Souza — who during the interview was wearing a Lumineers T-shirt and said he’s friends with the band — also touted Pieces Unimagined Furnishings, although he didn’t know its name, just that it was near the hardware store and across from the Willy Street Co-op. “It has a lot of cool stuff in it, like tables and turntables.”
He talked about local concert venues and was looking forward to a show by Mary Chapin Carpenter and Shawn Colvin Sunday in Overture’s Capitol Theater, the same theater where he’ll be appearing.
The message he’ll put across during his Overture Center appearance is the same as the theme of “Shade,” he said.
“I think President Obama embodied hope, and we can return to that sentiment in the future if we get out and vote,” Souza said, adding that he was impressed with voter turnout in Madison during the midterm election.
His presentation will highlight some of the key photographs and events during the Obama administration, Souza said.
Souza sees the former president every once in a while, and noted it’s going to be harder now that he lives in Madison. The last time was in Washington, D.C., in late July for Obama’s birthday celebration.
Souza said he doesn’t have a favored candidate in the 2020 Democratic presidential field. “None that I would say publicly because I will support whoever the nominee is. I like them all actually,” he said.
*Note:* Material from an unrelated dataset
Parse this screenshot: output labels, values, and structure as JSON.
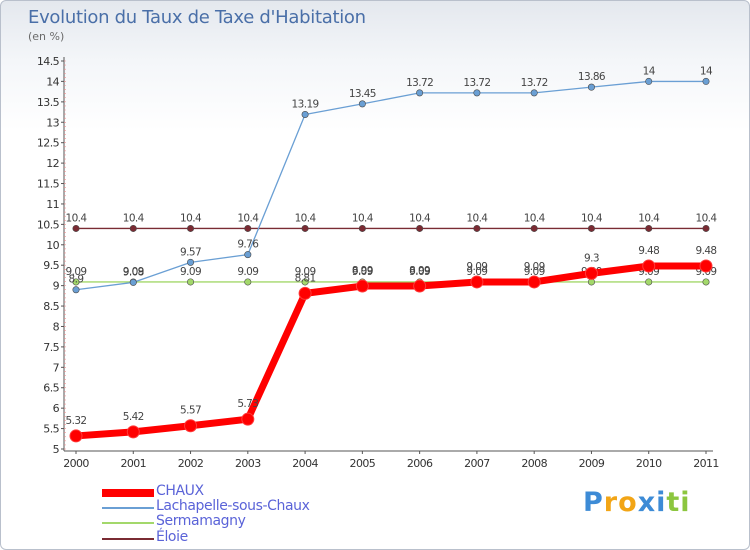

His animus for Trump shouldn’t be construed as a disrespect of all Republicans, Souza said. After all, he worked in the Reagan White House. “If John McCain or Mitt Romney or John Kasich or Jeb Bush or any number of Republicans had become president, I wouldn’t be doing this.
“I mean, I may still disagree fundamentally with their policies, but I believe that all those individuals I mentioned would have respected the office of the presidency and would have respected other people and wouldn’t be calling the press corrupt, and wouldn’t be lying to us every day, wouldn’t be bullying people.”
As far as whether there are any Republicans in office that he holds in high regard, Souza said he’s sure there are Republican governors and mayors that he could respect.
“In Congress, none that I can think of,” he said.